The poor performance of poor performers
Alas, their performances mainly revealed their limited writing skills: the dialogue generated by HAL and Libidoll was theatrically sterile. It sounded like, well, ‘output’ still to be worked on dramaturgically, not as something to be presented in public yet. The sad thing is that HAL and Libidoll are not to blame for their poor performance, even though they are staged as poor performers. The post-performance talk at the Kaaitheater in Brussels revealed that HAL, Libidoll, AIBO and Tathata were not generating text on stage in real time. The text, to say it with Espen Aarseth, was ‘postprocessed’ by Kim: she selected and then edited phrases produced by her algorithmic collaborators during the preparation of the performance, and afterwards wrote nothing less than a theatre text based on the AI’s output.22Espen Aarseth, Cybertext: Perspectives on Ergodic Literature (Baltimore (Md.): Johns Hopkins university press, 1997), 135.
Aarseth distinguishes ‘three main positions of human-machine collaboration’ in writing: (1) ‘preprocessing, in which the machine is programed, configured, and loaded by the human;'(2) ‘coprocessing, in which the machine and the human produce text in tandem’; and (3) ‘postprocessing, in which the human selects some of the machine’s effusions and excludes others.’
In between her conversations with the AI’s, whom she had repeatedly asked what outsourcing is, she had the software tinkered with so as to improve the quality of the AI’s answers, she explained in the post-performance talk. ‘It is 100% my script, because it was made by my choice,’ she stressed.
The sad thing is that this theatre auteur’s human intervention, her taking over of control over the text, did not produce something that sounded more complex than what we would expect a thinking machine to produce. If Deep Present is the result of her rewriting, then Kim’s performance as a writer is beneath expectations, showing a linear conception of dialogue and a single layered approach of her topic. Kim’s script turned Deep Present into yet another Brechtian ‘Lehrstück’ or learning-play on technology’s dangers. Moreover, while Deep Present is all about delegation, it fails to put this into practice as a theatrical performance and/or to question Kim’s own delegation of creative tasks to her AI collaborators.

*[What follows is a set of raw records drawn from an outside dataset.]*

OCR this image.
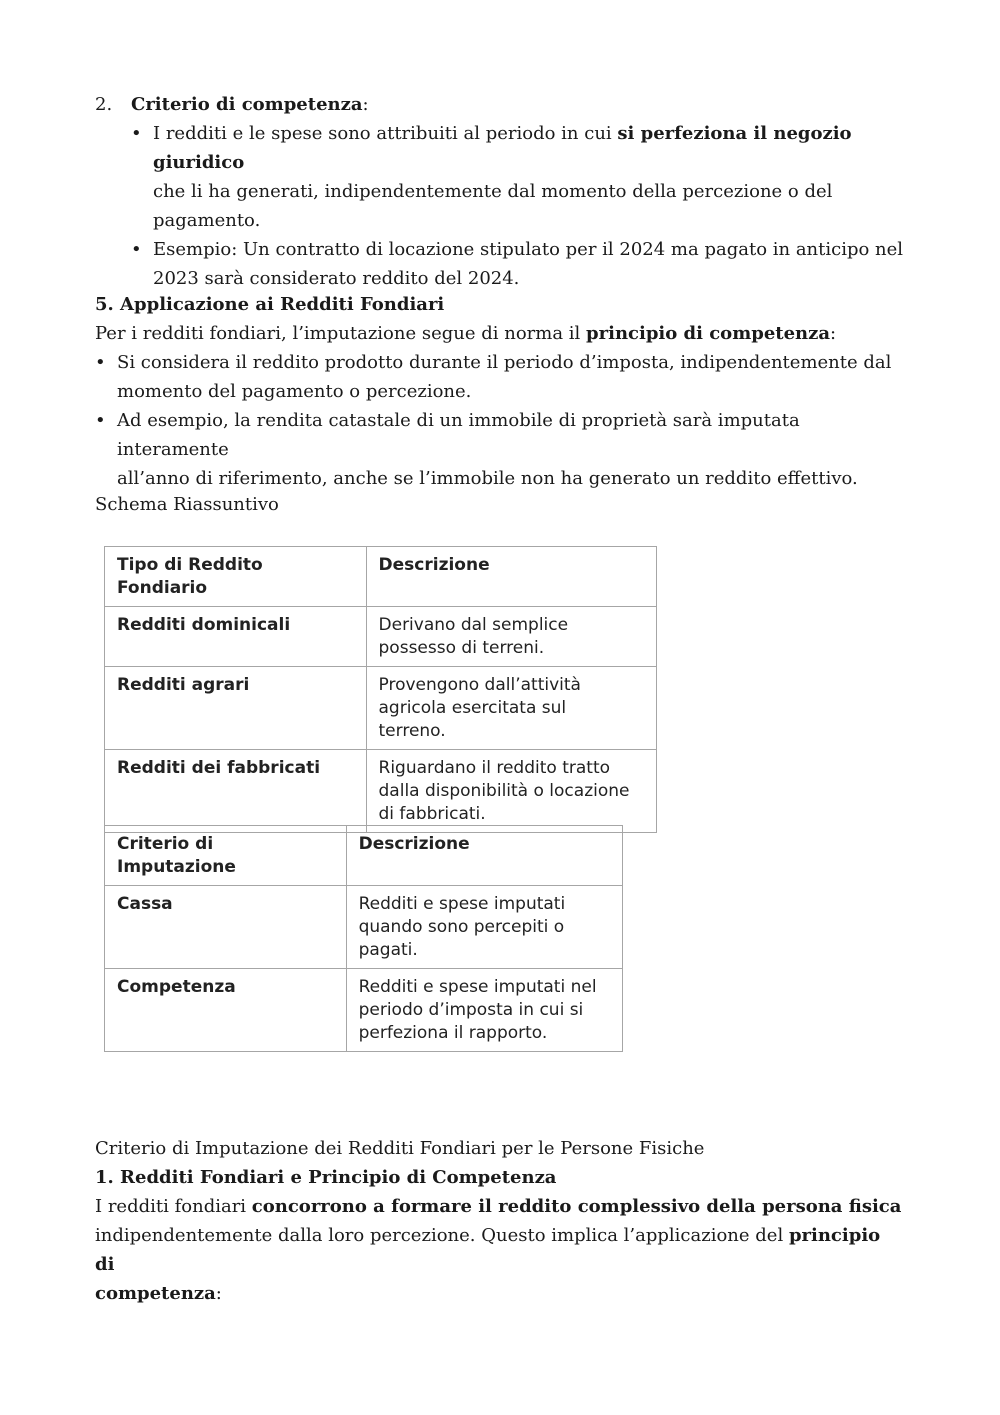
2.	Criterio di competenza:
• I redditi e le spese sono attribuiti al periodo in cui si perfeziona il negozio giuridico
che li ha generati, indipendentemente dal momento della percezione o del
pagamento.
• Esempio: Un contratto di locazione stipulato per il 2024 ma pagato in anticipo nel
2023 sarà considerato reddito del 2024.

5. Applicazione ai Redditi Fondiari

Per i redditi fondiari, l’imputazione segue di norma il principio di competenza:

• Si considera il reddito prodotto durante il periodo d’imposta, indipendentemente dal
momento del pagamento o percezione.
• Ad esempio, la rendita catastale di un immobile di proprietà sarà imputata interamente
all’anno di riferimento, anche se l’immobile non ha generato un reddito effettivo.

Schema Riassuntivo

Tipo di Reddito Fondiario	Descrizione
Redditi dominicali	Derivano dal semplice
possesso di terreni.

Redditi agrari	Provengono dall’attività
agricola esercitata sul
terreno.

Redditi dei fabbricati	Riguardano il reddito tratto
dalla disponibilità o locazione
di fabbricati.
Criterio di Imputazione	Descrizione
Cassa	Redditi e spese imputati
quando sono percepiti o
pagati.

Competenza	Redditi e spese imputati nel
periodo d’imposta in cui si
perfeziona il rapporto.

Criterio di Imputazione dei Redditi Fondiari per le Persone Fisiche

1. Redditi Fondiari e Principio di Competenza

I redditi fondiari concorrono a formare il reddito complessivo della persona fisica

indipendentemente dalla loro percezione. Questo implica l’applicazione del principio di

competenza:
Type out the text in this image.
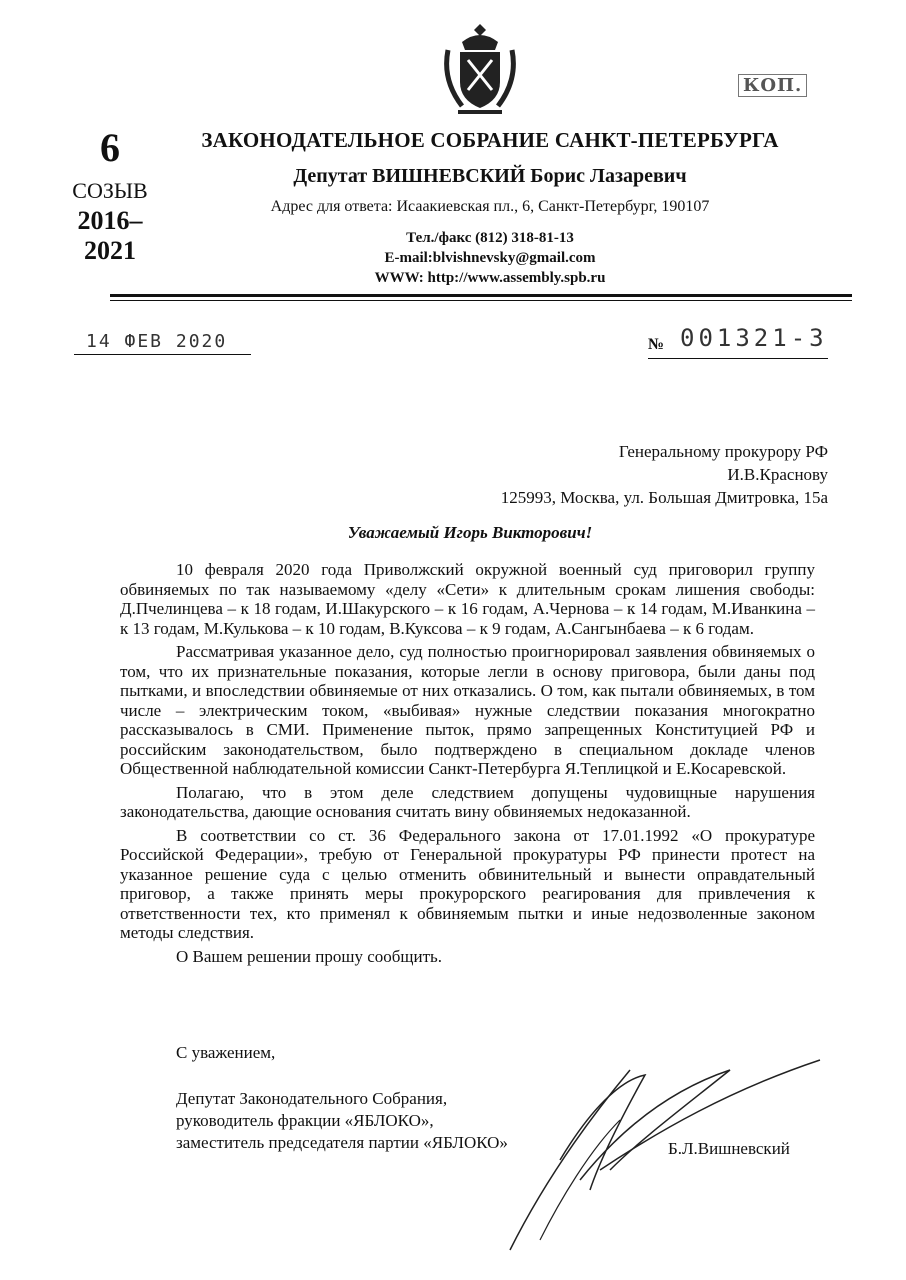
КОП.
6
СОЗЫВ
2016–
2021
ЗАКОНОДАТЕЛЬНОЕ СОБРАНИЕ САНКТ-ПЕТЕРБУРГА
Депутат ВИШНЕВСКИЙ Борис Лазаревич
Адрес для ответа: Исаакиевская пл., 6, Санкт-Петербург, 190107
Тел./факс (812) 318-81-13
E-mail:blvishnevsky@gmail.com
WWW: http://www.assembly.spb.ru
14 ФЕВ 2020	№ 001321-3
Генеральному прокурору РФ
И.В.Краснову
125993, Москва, ул. Большая Дмитровка, 15а
Уважаемый Игорь Викторович!

10 февраля 2020 года Приволжский окружной военный суд приговорил группу обвиняемых по так называемому «делу «Сети» к длительным срокам лишения свободы: Д.Пчелинцева – к 18 годам, И.Шакурского – к 16 годам, А.Чернова – к 14 годам, М.Иванкина – к 13 годам, М.Кулькова – к 10 годам, В.Куксова – к 9 годам, А.Сангынбаева – к 6 годам.

Рассматривая указанное дело, суд полностью проигнорировал заявления обвиняемых о том, что их признательные показания, которые легли в основу приговора, были даны под пытками, и впоследствии обвиняемые от них отказались. О том, как пытали обвиняемых, в том числе – электрическим током, «выбивая» нужные следствии показания многократно рассказывалось в СМИ. Применение пыток, прямо запрещенных Конституцией РФ и российским законодательством, было подтверждено в специальном докладе членов Общественной наблюдательной комиссии Санкт-Петербурга Я.Теплицкой и Е.Косаревской.

Полагаю, что в этом деле следствием допущены чудовищные нарушения законодательства, дающие основания считать вину обвиняемых недоказанной.

В соответствии со ст. 36 Федерального закона от 17.01.1992 «О прокуратуре Российской Федерации», требую от Генеральной прокуратуры РФ принести протест на указанное решение суда с целью отменить обвинительный и вынести оправдательный приговор, а также принять меры прокурорского реагирования для привлечения к ответственности тех, кто применял к обвиняемым пытки и иные недозволенные законом методы следствия.

О Вашем решении прошу сообщить.

С уважением,
Депутат Законодательного Собрания,
руководитель фракции «ЯБЛОКО»,
заместитель председателя партии «ЯБЛОКО»	Б.Л.Вишневский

Or perhaps this director from the most wired city in the world wanted to show the simplicity of artificial thought processes. But isn’t that like staging Chekhov’s Three Sisters in a boring way because the play is about boredom? Why not, then, let the AI’s generate a conversation in real time, and let them fail, theatrically, but at least caught up in the process of ‘thinking’? Writing technology is often most interesting when it fails, said cybertext scholar Espen Aarseth.33Aarseth, 139.
‘[T]he failures of an authoring system seem to be much more interesting than its successes.’
Or did Kim want us to feel compassion for these machines, who, finally, have been staged to fail twice? First, they failed to produce an interesting conversation because they need more training (the larger their database they train on, the ‘smarter’ they become; a time consuming, expensive process). Secondly, they were nevertheless staged as producing text that their designer apparently has not been able to edit for the better with her human brain.
Deep Present (2018) world première series at the Kunstenfestivaldesarts in Brussels, Théâtre National, seen on 18 My, 2018. The post-show discussion was moderated by Flore Herman.